3

I've been using Heroku to host my application for several years and just started running into issues with the worker queue getting backlogged. I was hoping I could fix this by increasing the number of workers running so queued jobs could be completed in parallel, but whenever I scale up my number of workers, all but one crash.

Here's my Procfile:

web: vendor/bin/heroku-php-apache2 public
worker: php /app/artisan queue:restart && php /app/artisan queue:work redis --tries=3 --timeout=30

Here's the output from my sever logs when I scale up my workers to anything greater than 1 (in this example, it was just scaling it to 2 workers):

    Mar 16 06:04:51 heroku/worker.1 Starting process with command `php /app/artisan queue:restart && php /app/artisan queue:work redis --tries=3 --timeout=30`
    Mar 16 06:04:52 heroku/worker.1 State changed from starting to up
    Mar 16 06:04:54 app/worker.1 Broadcasting queue restart signal.
    Mar 16 06:04:58 heroku/worker.2 Process exited with status 0
    Mar 16 06:04:58 heroku/worker.2 State changed from up to crashed
    Mar 16 06:04:58 heroku/worker.2 State changed from crashed to starting
    Mar 16 06:05:09 heroku/worker.2 Starting process with command `php /app/artisan queue:restart && php /app/artisan queue:work redis --tries=3 --timeout=30`
    Mar 16 06:05:10 heroku/worker.2 State changed from starting to up
    Mar 16 06:05:14 app/worker.2 Broadcasting queue restart signal.
    Mar 16 06:05:19 heroku/worker.1 Process exited with status 0
    Mar 16 06:05:19 heroku/worker.1 State changed from up to crashed

As you can see, both workers try starting but only worker.2 stays in the up status.

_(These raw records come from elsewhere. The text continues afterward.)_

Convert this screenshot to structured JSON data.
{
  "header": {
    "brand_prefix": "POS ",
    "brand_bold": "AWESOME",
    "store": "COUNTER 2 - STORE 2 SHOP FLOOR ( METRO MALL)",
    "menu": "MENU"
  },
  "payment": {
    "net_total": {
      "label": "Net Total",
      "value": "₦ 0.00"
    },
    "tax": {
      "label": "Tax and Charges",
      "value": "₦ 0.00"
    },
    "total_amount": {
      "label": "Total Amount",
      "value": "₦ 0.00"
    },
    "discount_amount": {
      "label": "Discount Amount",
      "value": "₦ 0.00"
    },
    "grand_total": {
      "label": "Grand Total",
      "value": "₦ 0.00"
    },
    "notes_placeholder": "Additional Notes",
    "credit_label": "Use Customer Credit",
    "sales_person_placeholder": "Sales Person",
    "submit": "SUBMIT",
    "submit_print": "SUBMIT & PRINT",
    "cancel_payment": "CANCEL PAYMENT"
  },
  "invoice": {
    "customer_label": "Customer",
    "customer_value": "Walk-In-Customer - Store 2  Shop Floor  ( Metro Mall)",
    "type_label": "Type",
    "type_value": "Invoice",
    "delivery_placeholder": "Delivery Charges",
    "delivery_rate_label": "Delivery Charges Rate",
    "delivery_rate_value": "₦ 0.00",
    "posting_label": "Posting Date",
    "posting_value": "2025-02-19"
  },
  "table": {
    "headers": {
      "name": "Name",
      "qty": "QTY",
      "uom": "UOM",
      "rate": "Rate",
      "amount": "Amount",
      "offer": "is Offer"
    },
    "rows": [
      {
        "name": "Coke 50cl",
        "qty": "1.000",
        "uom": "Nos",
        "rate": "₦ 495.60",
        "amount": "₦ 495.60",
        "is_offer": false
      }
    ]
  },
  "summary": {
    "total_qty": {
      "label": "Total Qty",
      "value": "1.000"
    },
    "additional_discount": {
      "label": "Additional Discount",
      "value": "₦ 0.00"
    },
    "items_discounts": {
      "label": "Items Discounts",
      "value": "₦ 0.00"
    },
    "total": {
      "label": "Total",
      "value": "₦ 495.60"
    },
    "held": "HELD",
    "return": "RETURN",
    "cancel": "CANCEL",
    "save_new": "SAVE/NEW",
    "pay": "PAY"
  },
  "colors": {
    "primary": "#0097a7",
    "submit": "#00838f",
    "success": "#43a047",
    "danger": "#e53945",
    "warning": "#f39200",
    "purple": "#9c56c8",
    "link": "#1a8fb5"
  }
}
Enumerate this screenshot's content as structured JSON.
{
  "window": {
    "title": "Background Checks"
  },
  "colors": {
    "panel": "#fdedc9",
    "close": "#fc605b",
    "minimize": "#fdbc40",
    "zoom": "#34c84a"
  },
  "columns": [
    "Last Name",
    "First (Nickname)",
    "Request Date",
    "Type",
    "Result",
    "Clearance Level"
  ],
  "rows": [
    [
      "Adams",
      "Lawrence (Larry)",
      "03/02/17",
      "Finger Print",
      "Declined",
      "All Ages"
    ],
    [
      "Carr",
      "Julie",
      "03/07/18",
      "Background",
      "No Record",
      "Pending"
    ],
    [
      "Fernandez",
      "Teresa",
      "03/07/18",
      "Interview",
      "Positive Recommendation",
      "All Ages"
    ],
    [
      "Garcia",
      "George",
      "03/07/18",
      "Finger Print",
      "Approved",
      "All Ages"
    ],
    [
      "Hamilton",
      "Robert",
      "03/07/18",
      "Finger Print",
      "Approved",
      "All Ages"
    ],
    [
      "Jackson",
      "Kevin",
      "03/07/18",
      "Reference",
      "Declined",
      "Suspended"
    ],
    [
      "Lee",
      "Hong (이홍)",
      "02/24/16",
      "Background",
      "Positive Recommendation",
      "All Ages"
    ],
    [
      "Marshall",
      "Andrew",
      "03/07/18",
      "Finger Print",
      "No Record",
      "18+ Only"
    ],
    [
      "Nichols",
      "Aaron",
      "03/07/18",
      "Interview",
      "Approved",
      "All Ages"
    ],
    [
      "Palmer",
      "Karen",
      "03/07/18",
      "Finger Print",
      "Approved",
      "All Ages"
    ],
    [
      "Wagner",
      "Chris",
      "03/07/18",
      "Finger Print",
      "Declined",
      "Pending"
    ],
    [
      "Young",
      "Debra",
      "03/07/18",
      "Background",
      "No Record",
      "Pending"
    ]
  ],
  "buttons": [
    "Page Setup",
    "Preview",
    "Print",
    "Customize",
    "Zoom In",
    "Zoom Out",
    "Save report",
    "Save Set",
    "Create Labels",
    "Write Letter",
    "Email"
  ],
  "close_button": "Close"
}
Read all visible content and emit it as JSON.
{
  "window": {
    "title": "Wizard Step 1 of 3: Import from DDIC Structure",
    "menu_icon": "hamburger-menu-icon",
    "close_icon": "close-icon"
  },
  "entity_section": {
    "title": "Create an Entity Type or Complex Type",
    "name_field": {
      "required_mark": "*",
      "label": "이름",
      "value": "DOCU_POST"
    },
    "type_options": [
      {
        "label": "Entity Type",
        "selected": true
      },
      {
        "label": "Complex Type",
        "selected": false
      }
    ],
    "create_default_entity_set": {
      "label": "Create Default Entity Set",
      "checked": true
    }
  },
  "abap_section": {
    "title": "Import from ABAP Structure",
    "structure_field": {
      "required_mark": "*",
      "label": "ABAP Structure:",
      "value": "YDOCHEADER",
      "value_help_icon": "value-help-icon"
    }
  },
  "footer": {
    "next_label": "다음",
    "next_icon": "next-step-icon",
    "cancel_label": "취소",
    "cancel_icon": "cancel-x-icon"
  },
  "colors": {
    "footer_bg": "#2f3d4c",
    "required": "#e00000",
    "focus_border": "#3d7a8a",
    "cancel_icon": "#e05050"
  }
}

The crashed workers try restarting every 10 minutes to the same result as above.

When I run heroku ps, here's what I see:

    === worker (Standard-1X): php /app/artisan queue:restart && php /app/artisan queue:work redis --tries=3 --timeout=30 (2)
    worker.1: crashed 2021/03/16 06:05:19 -0600 (~ 20m ago)
    worker.2: up 2021/03/16 06:05:10 -0600 (~ 20m ago)

(my normal web dynos scale up and down just fine, so i'm not showing that in here).

Any thoughts as to what could be happening? My first thought was that there was an issue going on with Heroku, but I realized that wasn't the case. My second thought is that my Procfile entry for my worker could be causing problems, but I don't know enough about that entry to know what could be the cause.

Again, this has been working fine for 1 worker for a long time and the crashing only happens when I try to scale up to more than 1 worker. Regardless of how many workers I try scaling to, only one doesn't crash and remains active and able to receive and process jobs.

Misc info:

  • Heroku stack: Heroku-18
  • Laravel version: 8.*
  • Queue driver: Redis

Update - I scaled up the dynos on my staging environment and was able to scale the workers up and down without any kind of crashes. Now I'm thinking there might be some kind of add-on conflict or something else going on. I'll update this if I find anything else out (already reached out to Heroku support).

BrandonO
  • 231
  • 2
  • 10
  • Maybe these links could help you https://stackoverflow.com/questions/9659907/heroku-dyno-worker-crashes-at-start or this https://stackoverflow.com/questions/9964303/rails-3-1-heroku-workers-crashing – Basharmal Mar 16 '21 at 19:36
  • I saw those links when I was researching this earlier. Unfortunately they don't seem to apply to my problem exactly and don't explain why having one worker runs just fine, but becomes problematic when trying to scale up. – BrandonO Mar 16 '21 at 19:47

1 Answers1

2

The problem was the php /app/artisan queue:restart command in the procfile. The workers starting and the restart command being called were causing conflicting signals and eventually caused all but one of the workers to crash.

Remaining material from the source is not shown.